主力事業の浮揚効果で判断
ということは資本提携と言っても、オリンパス株の6%程度を持つイメージになり、経営の主導権を握るレベルでは到底ないとも言える。笹社長らオリンパスの生え抜きの幹部たちは、他社の資本が入ることに抵抗した(今もしている)が、今年4月の経営陣刷新時に役員を派遣した銀行団が資本提携で経営安定化を急ぐことを促している構図だ。

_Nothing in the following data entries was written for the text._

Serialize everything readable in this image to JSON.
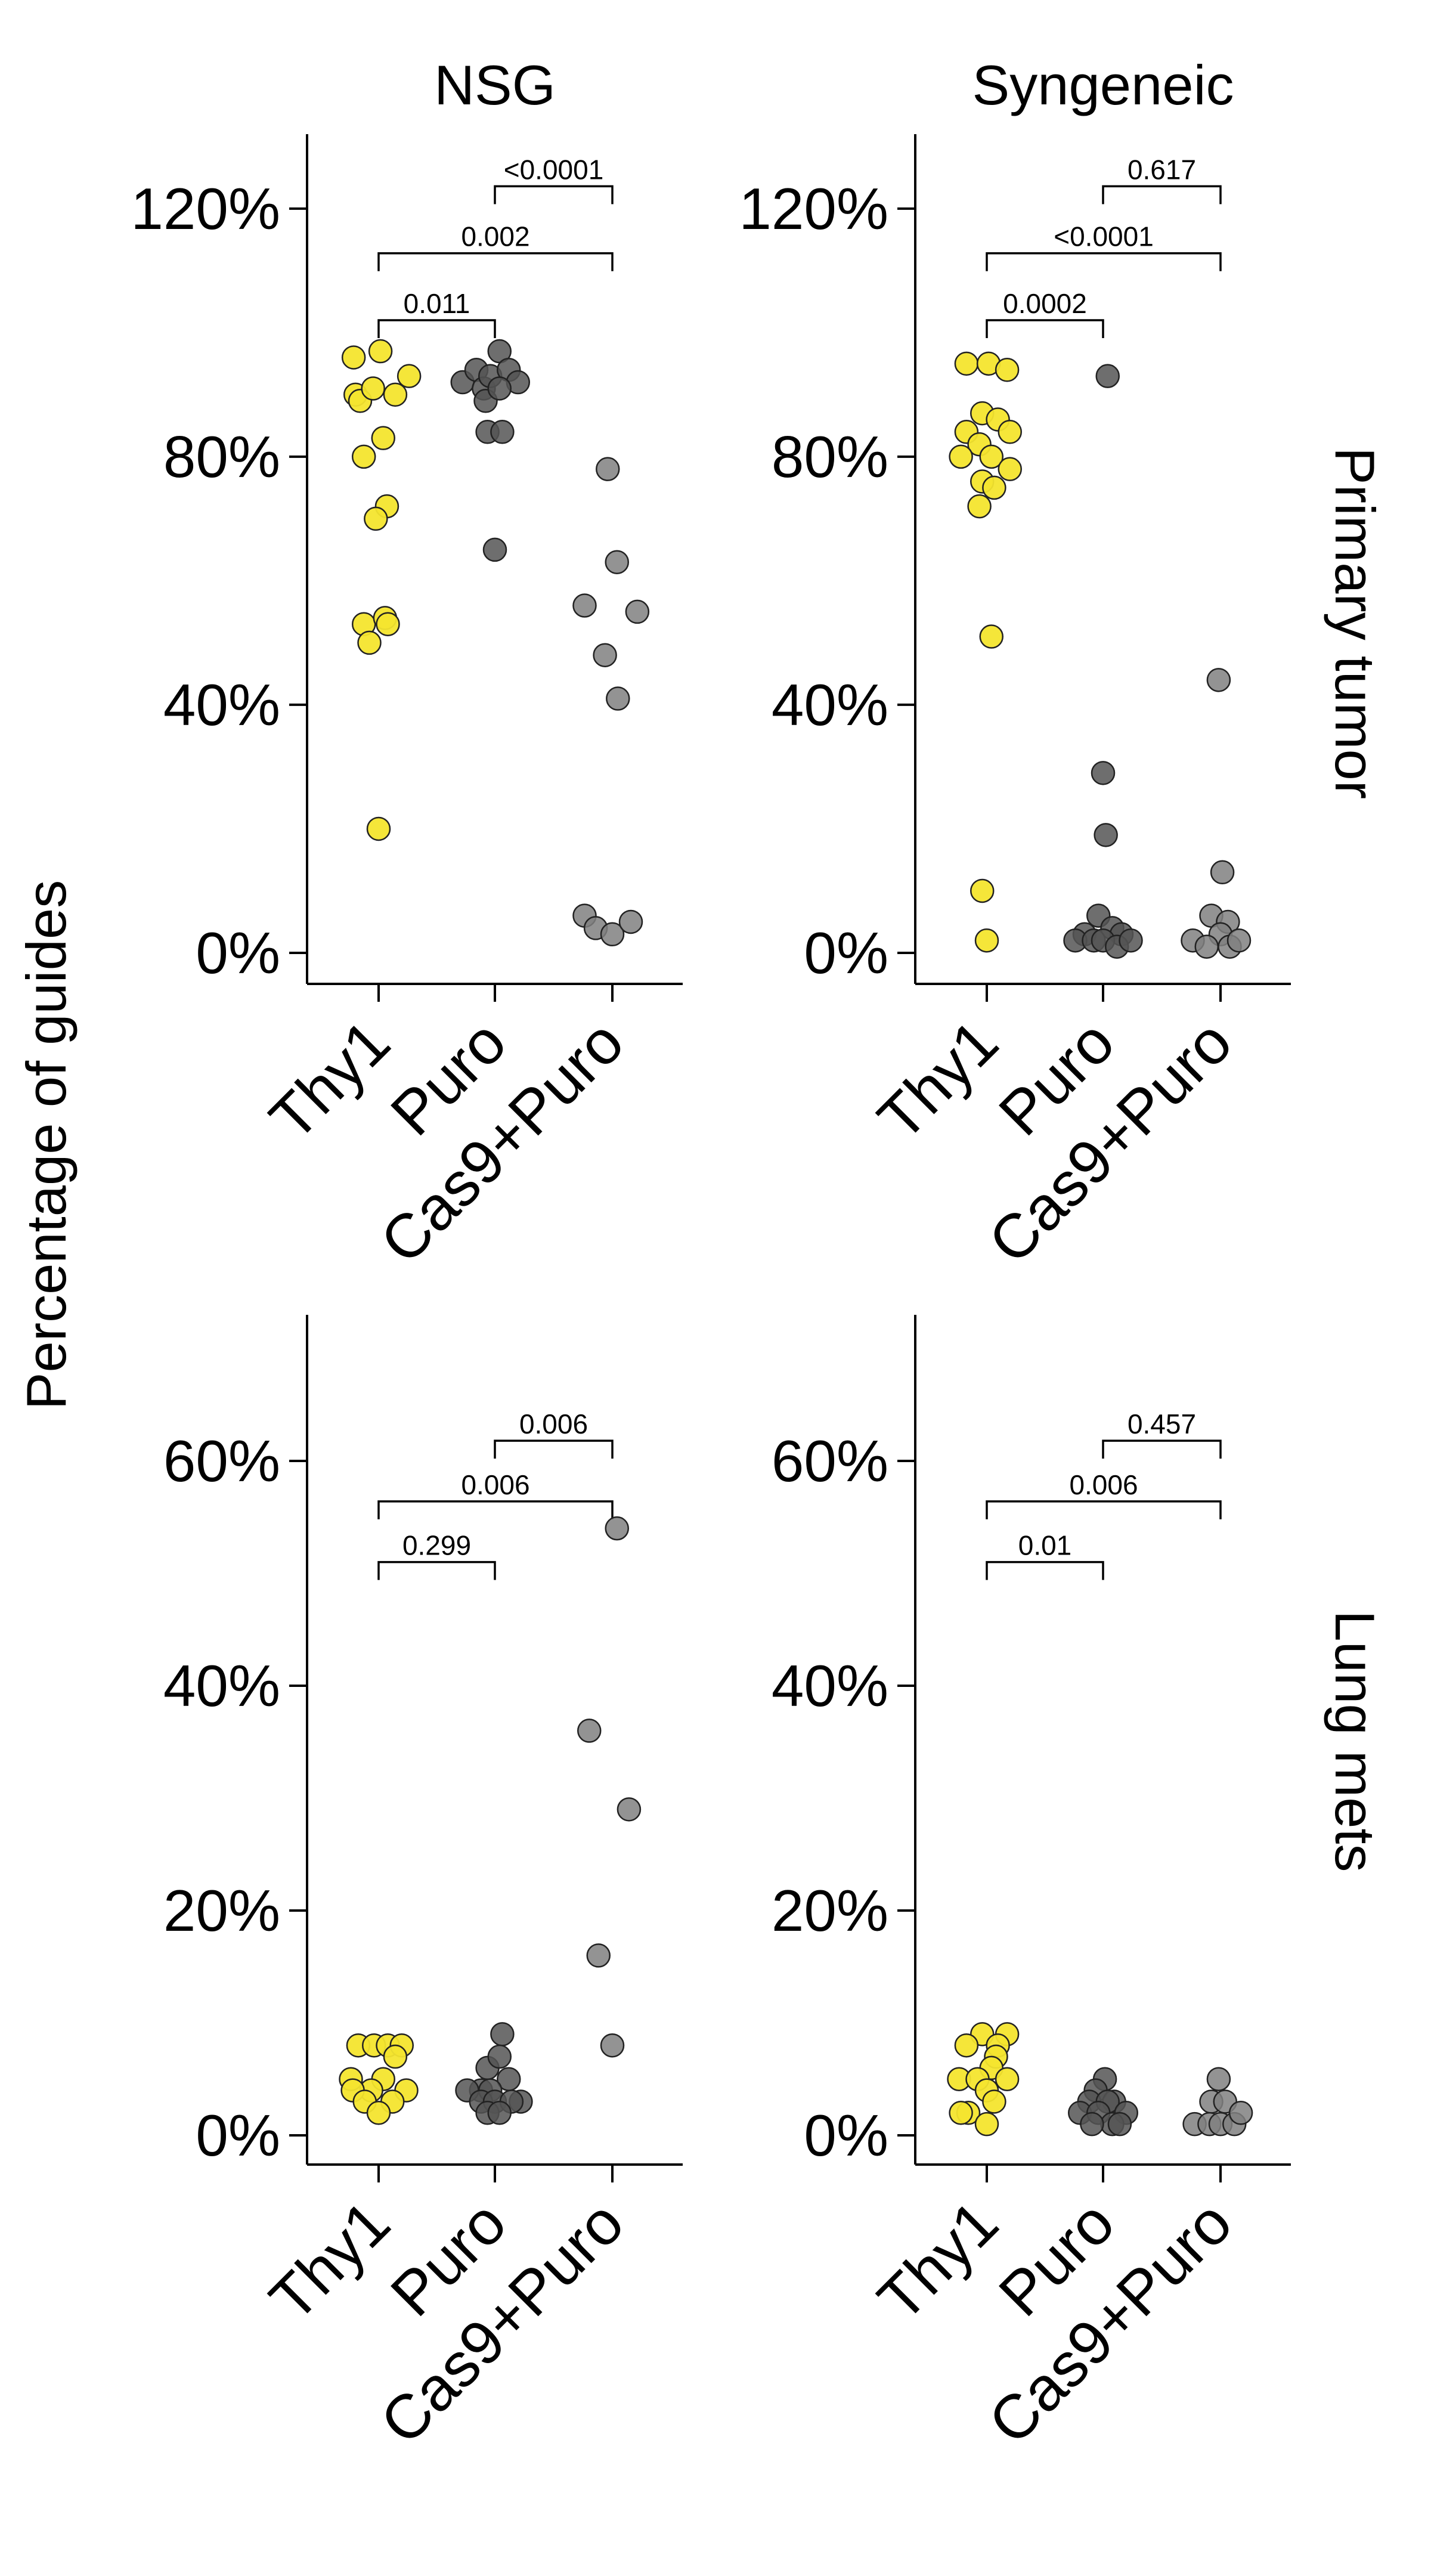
{
  "ylabel": "Percentage of guides",
  "columns": [
    "NSG",
    "Syngeneic"
  ],
  "rows": [
    "Primary tumor",
    "Lung mets"
  ],
  "colors": {
    "Thy1": "#f4e52e",
    "Puro": "#555555",
    "Cas9+Puro": "#808080"
  },
  "chart_data": [
    {
      "type": "scatter",
      "panel": "NSG / Primary tumor",
      "categories": [
        "Thy1",
        "Puro",
        "Cas9+Puro"
      ],
      "ylim": [
        -5,
        132
      ],
      "yticks": [
        0,
        40,
        80,
        120
      ],
      "ytick_labels": [
        "0%",
        "40%",
        "80%",
        "120%"
      ],
      "series": [
        {
          "category": "Thy1",
          "color": "#f4e52e",
          "points": [
            {
              "x": -0.27,
              "y": 96
            },
            {
              "x": 0.02,
              "y": 97
            },
            {
              "x": -0.25,
              "y": 90
            },
            {
              "x": -0.2,
              "y": 89
            },
            {
              "x": -0.06,
              "y": 91
            },
            {
              "x": 0.18,
              "y": 90
            },
            {
              "x": 0.33,
              "y": 93
            },
            {
              "x": 0.05,
              "y": 83
            },
            {
              "x": -0.16,
              "y": 80
            },
            {
              "x": 0.09,
              "y": 72
            },
            {
              "x": -0.03,
              "y": 70
            },
            {
              "x": -0.16,
              "y": 53
            },
            {
              "x": 0.07,
              "y": 54
            },
            {
              "x": -0.1,
              "y": 50
            },
            {
              "x": 0.1,
              "y": 53
            },
            {
              "x": 0.0,
              "y": 20
            }
          ]
        },
        {
          "category": "Puro",
          "color": "#555555",
          "points": [
            {
              "x": -0.35,
              "y": 92
            },
            {
              "x": -0.2,
              "y": 94
            },
            {
              "x": -0.12,
              "y": 91
            },
            {
              "x": -0.05,
              "y": 93
            },
            {
              "x": 0.05,
              "y": 97
            },
            {
              "x": 0.15,
              "y": 94
            },
            {
              "x": 0.25,
              "y": 92
            },
            {
              "x": -0.1,
              "y": 89
            },
            {
              "x": 0.05,
              "y": 91
            },
            {
              "x": -0.08,
              "y": 84
            },
            {
              "x": 0.08,
              "y": 84
            },
            {
              "x": 0.0,
              "y": 65
            }
          ]
        },
        {
          "category": "Cas9+Puro",
          "color": "#808080",
          "points": [
            {
              "x": -0.05,
              "y": 78
            },
            {
              "x": 0.05,
              "y": 63
            },
            {
              "x": -0.3,
              "y": 56
            },
            {
              "x": 0.27,
              "y": 55
            },
            {
              "x": -0.08,
              "y": 48
            },
            {
              "x": 0.06,
              "y": 41
            },
            {
              "x": -0.3,
              "y": 6
            },
            {
              "x": -0.18,
              "y": 4
            },
            {
              "x": 0.0,
              "y": 3
            },
            {
              "x": 0.2,
              "y": 5
            }
          ]
        }
      ],
      "comparisons": [
        {
          "from": "Thy1",
          "to": "Puro",
          "label": "0.011"
        },
        {
          "from": "Thy1",
          "to": "Cas9+Puro",
          "label": "0.002"
        },
        {
          "from": "Puro",
          "to": "Cas9+Puro",
          "label": "<0.0001"
        }
      ]
    },
    {
      "type": "scatter",
      "panel": "Syngeneic / Primary tumor",
      "categories": [
        "Thy1",
        "Puro",
        "Cas9+Puro"
      ],
      "ylim": [
        -5,
        132
      ],
      "yticks": [
        0,
        40,
        80,
        120
      ],
      "ytick_labels": [
        "0%",
        "40%",
        "80%",
        "120%"
      ],
      "series": [
        {
          "category": "Thy1",
          "color": "#f4e52e",
          "points": [
            {
              "x": -0.22,
              "y": 95
            },
            {
              "x": 0.02,
              "y": 95
            },
            {
              "x": 0.22,
              "y": 94
            },
            {
              "x": -0.05,
              "y": 87
            },
            {
              "x": 0.12,
              "y": 86
            },
            {
              "x": -0.22,
              "y": 84
            },
            {
              "x": 0.25,
              "y": 84
            },
            {
              "x": -0.08,
              "y": 82
            },
            {
              "x": 0.05,
              "y": 80
            },
            {
              "x": -0.28,
              "y": 80
            },
            {
              "x": 0.25,
              "y": 78
            },
            {
              "x": -0.05,
              "y": 76
            },
            {
              "x": 0.08,
              "y": 75
            },
            {
              "x": -0.08,
              "y": 72
            },
            {
              "x": 0.05,
              "y": 51
            },
            {
              "x": -0.05,
              "y": 10
            },
            {
              "x": 0.0,
              "y": 2
            }
          ]
        },
        {
          "category": "Puro",
          "color": "#555555",
          "points": [
            {
              "x": 0.05,
              "y": 93
            },
            {
              "x": 0.0,
              "y": 29
            },
            {
              "x": 0.03,
              "y": 19
            },
            {
              "x": -0.05,
              "y": 6
            },
            {
              "x": 0.1,
              "y": 4
            },
            {
              "x": -0.2,
              "y": 3
            },
            {
              "x": 0.2,
              "y": 3
            },
            {
              "x": -0.3,
              "y": 2
            },
            {
              "x": -0.1,
              "y": 2
            },
            {
              "x": 0.0,
              "y": 2
            },
            {
              "x": 0.15,
              "y": 1
            },
            {
              "x": 0.3,
              "y": 2
            }
          ]
        },
        {
          "category": "Cas9+Puro",
          "color": "#808080",
          "points": [
            {
              "x": -0.02,
              "y": 44
            },
            {
              "x": 0.02,
              "y": 13
            },
            {
              "x": -0.1,
              "y": 6
            },
            {
              "x": 0.08,
              "y": 5
            },
            {
              "x": -0.3,
              "y": 2
            },
            {
              "x": 0.0,
              "y": 3
            },
            {
              "x": 0.1,
              "y": 1
            },
            {
              "x": 0.2,
              "y": 2
            },
            {
              "x": -0.15,
              "y": 1
            }
          ]
        }
      ],
      "comparisons": [
        {
          "from": "Thy1",
          "to": "Puro",
          "label": "0.0002"
        },
        {
          "from": "Thy1",
          "to": "Cas9+Puro",
          "label": "<0.0001"
        },
        {
          "from": "Puro",
          "to": "Cas9+Puro",
          "label": "0.617"
        }
      ]
    },
    {
      "type": "scatter",
      "panel": "NSG / Lung mets",
      "categories": [
        "Thy1",
        "Puro",
        "Cas9+Puro"
      ],
      "ylim": [
        -2.6,
        73
      ],
      "yticks": [
        0,
        20,
        40,
        60
      ],
      "ytick_labels": [
        "0%",
        "20%",
        "40%",
        "60%"
      ],
      "series": [
        {
          "category": "Thy1",
          "color": "#f4e52e",
          "points": [
            {
              "x": -0.22,
              "y": 8
            },
            {
              "x": -0.05,
              "y": 8
            },
            {
              "x": 0.1,
              "y": 8
            },
            {
              "x": 0.25,
              "y": 8
            },
            {
              "x": 0.18,
              "y": 7
            },
            {
              "x": -0.3,
              "y": 5
            },
            {
              "x": 0.05,
              "y": 5
            },
            {
              "x": 0.3,
              "y": 4
            },
            {
              "x": -0.08,
              "y": 4
            },
            {
              "x": -0.28,
              "y": 4
            },
            {
              "x": -0.15,
              "y": 3
            },
            {
              "x": 0.15,
              "y": 3
            },
            {
              "x": 0.0,
              "y": 2
            }
          ]
        },
        {
          "category": "Puro",
          "color": "#555555",
          "points": [
            {
              "x": 0.08,
              "y": 9
            },
            {
              "x": -0.08,
              "y": 6
            },
            {
              "x": 0.05,
              "y": 7
            },
            {
              "x": -0.15,
              "y": 4
            },
            {
              "x": 0.15,
              "y": 5
            },
            {
              "x": -0.05,
              "y": 4
            },
            {
              "x": 0.28,
              "y": 3
            },
            {
              "x": -0.3,
              "y": 4
            },
            {
              "x": -0.15,
              "y": 3
            },
            {
              "x": 0.0,
              "y": 3
            },
            {
              "x": 0.18,
              "y": 3
            },
            {
              "x": -0.08,
              "y": 2
            },
            {
              "x": 0.05,
              "y": 2
            }
          ]
        },
        {
          "category": "Cas9+Puro",
          "color": "#808080",
          "points": [
            {
              "x": 0.05,
              "y": 54
            },
            {
              "x": -0.25,
              "y": 36
            },
            {
              "x": 0.18,
              "y": 29
            },
            {
              "x": -0.15,
              "y": 16
            },
            {
              "x": 0.0,
              "y": 8
            }
          ]
        }
      ],
      "comparisons": [
        {
          "from": "Thy1",
          "to": "Puro",
          "label": "0.299"
        },
        {
          "from": "Thy1",
          "to": "Cas9+Puro",
          "label": "0.006"
        },
        {
          "from": "Puro",
          "to": "Cas9+Puro",
          "label": "0.006"
        }
      ]
    },
    {
      "type": "scatter",
      "panel": "Syngeneic / Lung mets",
      "categories": [
        "Thy1",
        "Puro",
        "Cas9+Puro"
      ],
      "ylim": [
        -2.6,
        73
      ],
      "yticks": [
        0,
        20,
        40,
        60
      ],
      "ytick_labels": [
        "0%",
        "20%",
        "40%",
        "60%"
      ],
      "series": [
        {
          "category": "Thy1",
          "color": "#f4e52e",
          "points": [
            {
              "x": 0.22,
              "y": 9
            },
            {
              "x": -0.05,
              "y": 9
            },
            {
              "x": 0.12,
              "y": 8
            },
            {
              "x": -0.22,
              "y": 8
            },
            {
              "x": 0.1,
              "y": 7
            },
            {
              "x": -0.3,
              "y": 5
            },
            {
              "x": 0.05,
              "y": 6
            },
            {
              "x": -0.1,
              "y": 5
            },
            {
              "x": 0.22,
              "y": 5
            },
            {
              "x": 0.0,
              "y": 4
            },
            {
              "x": -0.2,
              "y": 2
            },
            {
              "x": -0.28,
              "y": 2
            },
            {
              "x": 0.08,
              "y": 3
            },
            {
              "x": 0.0,
              "y": 1
            }
          ]
        },
        {
          "category": "Puro",
          "color": "#555555",
          "points": [
            {
              "x": 0.02,
              "y": 5
            },
            {
              "x": -0.08,
              "y": 4
            },
            {
              "x": 0.12,
              "y": 3
            },
            {
              "x": -0.15,
              "y": 3
            },
            {
              "x": 0.05,
              "y": 3
            },
            {
              "x": -0.25,
              "y": 2
            },
            {
              "x": 0.25,
              "y": 2
            },
            {
              "x": -0.05,
              "y": 2
            },
            {
              "x": 0.1,
              "y": 1
            },
            {
              "x": -0.12,
              "y": 1
            },
            {
              "x": 0.18,
              "y": 1
            }
          ]
        },
        {
          "category": "Cas9+Puro",
          "color": "#808080",
          "points": [
            {
              "x": -0.02,
              "y": 5
            },
            {
              "x": -0.1,
              "y": 3
            },
            {
              "x": 0.05,
              "y": 3
            },
            {
              "x": -0.28,
              "y": 1
            },
            {
              "x": -0.12,
              "y": 1
            },
            {
              "x": 0.0,
              "y": 1
            },
            {
              "x": 0.15,
              "y": 1
            },
            {
              "x": 0.22,
              "y": 2
            }
          ]
        }
      ],
      "comparisons": [
        {
          "from": "Thy1",
          "to": "Puro",
          "label": "0.01"
        },
        {
          "from": "Thy1",
          "to": "Cas9+Puro",
          "label": "0.006"
        },
        {
          "from": "Puro",
          "to": "Cas9+Puro",
          "label": "0.457"
        }
      ]
    }
  ]
}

ソニーやパナソニック、富士フイルムHDやテルモなどは、オリンパスの粉飾決算事件発覚後の昨年末から年明けには既に資本提携を打診している。協議にこれほど時間がかかっているのは、経営体制が混乱したため。本格的な協議が始まったのは今の笹体制が発足した4月20日以降にずれ込んだ。
オリンパスは6月8日に発表した中期ビジョンで今後の経営方針も発表。内視鏡や顕微鏡、カメラの主力3事業に経営資源を集中し、世界に30ある生産拠点を2015年3月期までに4割減らすほか、2014年3月期までに全体の7%にあたる約2700人の従業員を削減する。このため、主力事業を浮揚させる効果があるかどうかが提携先選びのカギを握る。